Monday morning was chilly and bright, perfect autumn conditions for Veterans Day celebrations in front of American Legion Mitchell Post 281 in the Center.
A long, double line of children stretched from the flag pole where Legion Commander Dave Clark gently gave instructions to the youngsters holding a section of Old Glory. He hitched the flag to ropes and handed them to another set of older children who pulled.
The large flag slipped through the children’s hands and rose slowly, finding a breeze, unfurling and straightening against the cloudless blue sky. Bells from the Shelter Island Presbyterian Church tolled the 10 o’clock hour through the silence.
Veterans Day ceremonies are simple, poignant and moving on Shelter Island, and Monday’s version followed tradition, as Islanders of all ages gathered to remember those from their hometown who served in the military, and all the others in hometowns across the nation.
St. Mary’s Episcopal Church Pastor Charles McCarron gave an invocation and listed those veterans who have passed away since last year’s Veteran’s Day: Alexander Budd, George Walsh and Reverend Canon Paul Wancura.
After Islander Linda Bonnocorso gave a soaring rendition of the National Anthem, Pam Jackson, treasurer of the American Legion Auxiliary, spoke about “all the things in life that are important — health, family and faith — cannot survive without help and hard work … We have freedom and life is abundant and we have seen, in these troubled times, that freedom without fear is vulnerable.
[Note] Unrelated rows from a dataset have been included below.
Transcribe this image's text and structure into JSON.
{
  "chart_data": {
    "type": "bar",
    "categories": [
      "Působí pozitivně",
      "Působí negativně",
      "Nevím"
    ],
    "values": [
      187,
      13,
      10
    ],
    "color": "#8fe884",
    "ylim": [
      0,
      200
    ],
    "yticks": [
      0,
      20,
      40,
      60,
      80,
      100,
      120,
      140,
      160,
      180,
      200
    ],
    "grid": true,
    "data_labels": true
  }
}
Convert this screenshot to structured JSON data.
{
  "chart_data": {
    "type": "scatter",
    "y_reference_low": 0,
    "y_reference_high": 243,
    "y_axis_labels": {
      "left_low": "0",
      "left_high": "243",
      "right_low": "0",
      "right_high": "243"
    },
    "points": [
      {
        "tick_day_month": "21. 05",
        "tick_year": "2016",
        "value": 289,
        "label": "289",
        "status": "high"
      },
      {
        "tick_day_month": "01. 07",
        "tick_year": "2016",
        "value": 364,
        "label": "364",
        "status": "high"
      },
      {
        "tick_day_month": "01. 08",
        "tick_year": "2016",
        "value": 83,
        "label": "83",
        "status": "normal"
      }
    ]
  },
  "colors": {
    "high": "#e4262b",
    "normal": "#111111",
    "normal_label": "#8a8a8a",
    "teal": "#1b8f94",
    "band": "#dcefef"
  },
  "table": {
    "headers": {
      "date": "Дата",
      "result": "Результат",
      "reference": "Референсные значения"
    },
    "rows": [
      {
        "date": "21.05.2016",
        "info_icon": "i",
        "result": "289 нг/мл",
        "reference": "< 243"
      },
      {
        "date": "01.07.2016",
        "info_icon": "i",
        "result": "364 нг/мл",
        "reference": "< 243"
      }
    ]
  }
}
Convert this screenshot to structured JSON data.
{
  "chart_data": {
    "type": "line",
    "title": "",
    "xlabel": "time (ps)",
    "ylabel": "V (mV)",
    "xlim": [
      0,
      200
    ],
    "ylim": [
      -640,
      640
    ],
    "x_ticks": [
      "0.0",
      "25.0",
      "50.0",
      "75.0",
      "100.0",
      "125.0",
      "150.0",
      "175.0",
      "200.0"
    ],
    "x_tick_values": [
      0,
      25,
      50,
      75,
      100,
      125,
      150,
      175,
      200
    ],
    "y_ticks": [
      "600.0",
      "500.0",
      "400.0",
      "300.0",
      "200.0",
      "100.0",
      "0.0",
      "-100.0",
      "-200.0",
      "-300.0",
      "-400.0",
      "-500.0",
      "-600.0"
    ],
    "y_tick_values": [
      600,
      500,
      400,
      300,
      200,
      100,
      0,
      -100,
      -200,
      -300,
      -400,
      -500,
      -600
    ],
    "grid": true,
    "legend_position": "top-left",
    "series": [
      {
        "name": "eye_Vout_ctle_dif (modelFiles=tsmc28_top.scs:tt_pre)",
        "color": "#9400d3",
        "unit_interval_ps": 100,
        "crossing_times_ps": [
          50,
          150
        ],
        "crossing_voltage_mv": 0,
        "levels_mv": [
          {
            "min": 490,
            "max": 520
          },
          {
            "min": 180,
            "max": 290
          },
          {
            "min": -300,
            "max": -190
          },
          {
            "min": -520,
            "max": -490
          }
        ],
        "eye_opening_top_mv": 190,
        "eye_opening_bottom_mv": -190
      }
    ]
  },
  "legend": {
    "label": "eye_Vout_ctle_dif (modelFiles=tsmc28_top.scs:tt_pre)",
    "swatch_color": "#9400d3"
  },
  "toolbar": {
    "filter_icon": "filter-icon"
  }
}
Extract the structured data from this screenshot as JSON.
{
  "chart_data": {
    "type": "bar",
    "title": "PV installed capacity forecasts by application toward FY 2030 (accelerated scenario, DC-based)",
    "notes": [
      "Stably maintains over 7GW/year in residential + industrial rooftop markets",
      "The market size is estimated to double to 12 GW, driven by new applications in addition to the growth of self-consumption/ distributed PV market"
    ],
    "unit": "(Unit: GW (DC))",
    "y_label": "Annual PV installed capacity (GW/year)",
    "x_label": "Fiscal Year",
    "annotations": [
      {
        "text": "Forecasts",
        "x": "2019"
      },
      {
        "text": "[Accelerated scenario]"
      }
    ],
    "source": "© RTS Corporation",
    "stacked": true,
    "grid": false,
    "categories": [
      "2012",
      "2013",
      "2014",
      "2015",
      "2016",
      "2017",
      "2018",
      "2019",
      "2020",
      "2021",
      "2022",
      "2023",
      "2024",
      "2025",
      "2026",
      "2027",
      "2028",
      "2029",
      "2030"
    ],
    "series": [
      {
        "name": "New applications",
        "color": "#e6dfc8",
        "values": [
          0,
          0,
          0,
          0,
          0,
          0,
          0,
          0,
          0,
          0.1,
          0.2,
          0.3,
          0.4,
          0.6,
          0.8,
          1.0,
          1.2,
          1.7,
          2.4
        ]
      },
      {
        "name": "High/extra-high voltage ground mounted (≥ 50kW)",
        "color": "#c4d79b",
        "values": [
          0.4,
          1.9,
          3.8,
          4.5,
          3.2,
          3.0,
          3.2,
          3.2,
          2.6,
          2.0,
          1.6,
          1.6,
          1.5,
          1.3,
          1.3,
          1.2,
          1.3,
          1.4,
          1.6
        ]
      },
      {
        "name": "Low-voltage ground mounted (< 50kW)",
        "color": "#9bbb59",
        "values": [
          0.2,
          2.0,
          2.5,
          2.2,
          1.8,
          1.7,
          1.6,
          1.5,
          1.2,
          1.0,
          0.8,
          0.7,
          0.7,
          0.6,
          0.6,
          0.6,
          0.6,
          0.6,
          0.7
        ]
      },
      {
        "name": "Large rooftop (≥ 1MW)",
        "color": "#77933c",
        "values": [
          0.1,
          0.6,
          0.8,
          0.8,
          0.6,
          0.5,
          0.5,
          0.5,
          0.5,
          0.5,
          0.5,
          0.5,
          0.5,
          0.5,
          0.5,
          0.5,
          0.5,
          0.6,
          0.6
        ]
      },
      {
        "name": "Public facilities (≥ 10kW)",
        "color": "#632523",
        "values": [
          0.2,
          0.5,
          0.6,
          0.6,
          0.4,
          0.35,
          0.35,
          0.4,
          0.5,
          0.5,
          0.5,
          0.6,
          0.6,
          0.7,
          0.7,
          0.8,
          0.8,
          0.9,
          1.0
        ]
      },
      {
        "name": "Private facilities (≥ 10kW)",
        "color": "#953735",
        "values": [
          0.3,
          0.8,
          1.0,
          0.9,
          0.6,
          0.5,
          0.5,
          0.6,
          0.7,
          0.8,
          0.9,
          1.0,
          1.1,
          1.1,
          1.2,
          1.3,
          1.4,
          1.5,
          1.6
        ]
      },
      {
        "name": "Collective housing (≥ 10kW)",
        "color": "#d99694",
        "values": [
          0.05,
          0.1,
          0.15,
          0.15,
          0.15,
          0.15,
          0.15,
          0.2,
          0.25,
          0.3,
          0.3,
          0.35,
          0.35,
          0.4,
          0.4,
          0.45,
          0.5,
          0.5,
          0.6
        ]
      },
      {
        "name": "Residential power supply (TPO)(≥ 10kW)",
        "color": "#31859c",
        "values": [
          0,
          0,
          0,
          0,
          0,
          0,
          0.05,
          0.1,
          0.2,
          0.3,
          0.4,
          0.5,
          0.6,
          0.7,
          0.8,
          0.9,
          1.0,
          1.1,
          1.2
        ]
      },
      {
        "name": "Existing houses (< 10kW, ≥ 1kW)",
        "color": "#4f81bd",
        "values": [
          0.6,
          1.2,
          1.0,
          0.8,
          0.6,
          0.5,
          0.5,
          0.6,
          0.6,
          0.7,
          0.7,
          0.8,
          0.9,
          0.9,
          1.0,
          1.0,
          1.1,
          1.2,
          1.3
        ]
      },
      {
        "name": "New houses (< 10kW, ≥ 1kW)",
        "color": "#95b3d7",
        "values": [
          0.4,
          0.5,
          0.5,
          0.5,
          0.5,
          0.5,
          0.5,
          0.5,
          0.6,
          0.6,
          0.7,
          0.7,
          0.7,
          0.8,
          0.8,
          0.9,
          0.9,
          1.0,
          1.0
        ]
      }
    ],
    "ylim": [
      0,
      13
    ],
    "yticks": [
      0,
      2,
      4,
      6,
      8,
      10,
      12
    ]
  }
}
We cannot take our freedom for granted.”
Veterans, she noted, have sacrificed many things, “Some gave their lives. Some came home broken.”
Ms. Jackson quoted Theodore Roosevelt, who said that veterans “by their lives, by the record of their deeds, teach us in more practical fashion than can be taught by any preaching …”
She asked that veterans receive “our support and love. They need to be reassured and respected and given opportunities and a life upon returning home.”
Councilman Jim Colligan, a Vietnam veteran, gave the keynote address. Mr. Colligan said that ceremonies this year marked the 100th anniversary of the end of World War I.
“Shelter Island sent 65 men and one woman, Army Nurse Gertrude Clark, off to war,” he said. “The Town of Shelter Island erected the monument across the street on school grounds to honor the town’s World War I veterans.”
Mr. Colligan remembered his own service and homecoming, mentioning that the treatment of returning vets has improved over the last couple of decades.
After noting that there are 18.5 million American veterans, he said that his message to his fellow Islanders is “not to focus merely on history and statistical data, but to look at things that we can do to demonstrate our appreciation to the veterans and active military that continue to serve our country.”
He identified several steps to show appreciation for the veterans among us, including showing up for Veterans Day and Memorial Day ceremonies and other special events; express appreciation for a veteran’s service and ask them about their experiences “and be patient and understanding;” hire veterans when the opportunity arises; and support the Joseph J. Theinert Memorial Fund “to raise money for student scholarships, community organizations for active veteran groups and Gold Star Families.”
In closing, Mr. Colligan said, “Our young men and women need our help and we need to ensure that our political leaders understand their role in making medical care [for them] a top priority.”
The ceremonies then concluded with voices raised in song. Led by Shelter Island School’s Select Choir members Jennifer Lupo, Abby Kotula, Lyng Coyne and Amelia Clark, those gathered around the flagpole joined the choir’s young voices in “God Bless America.”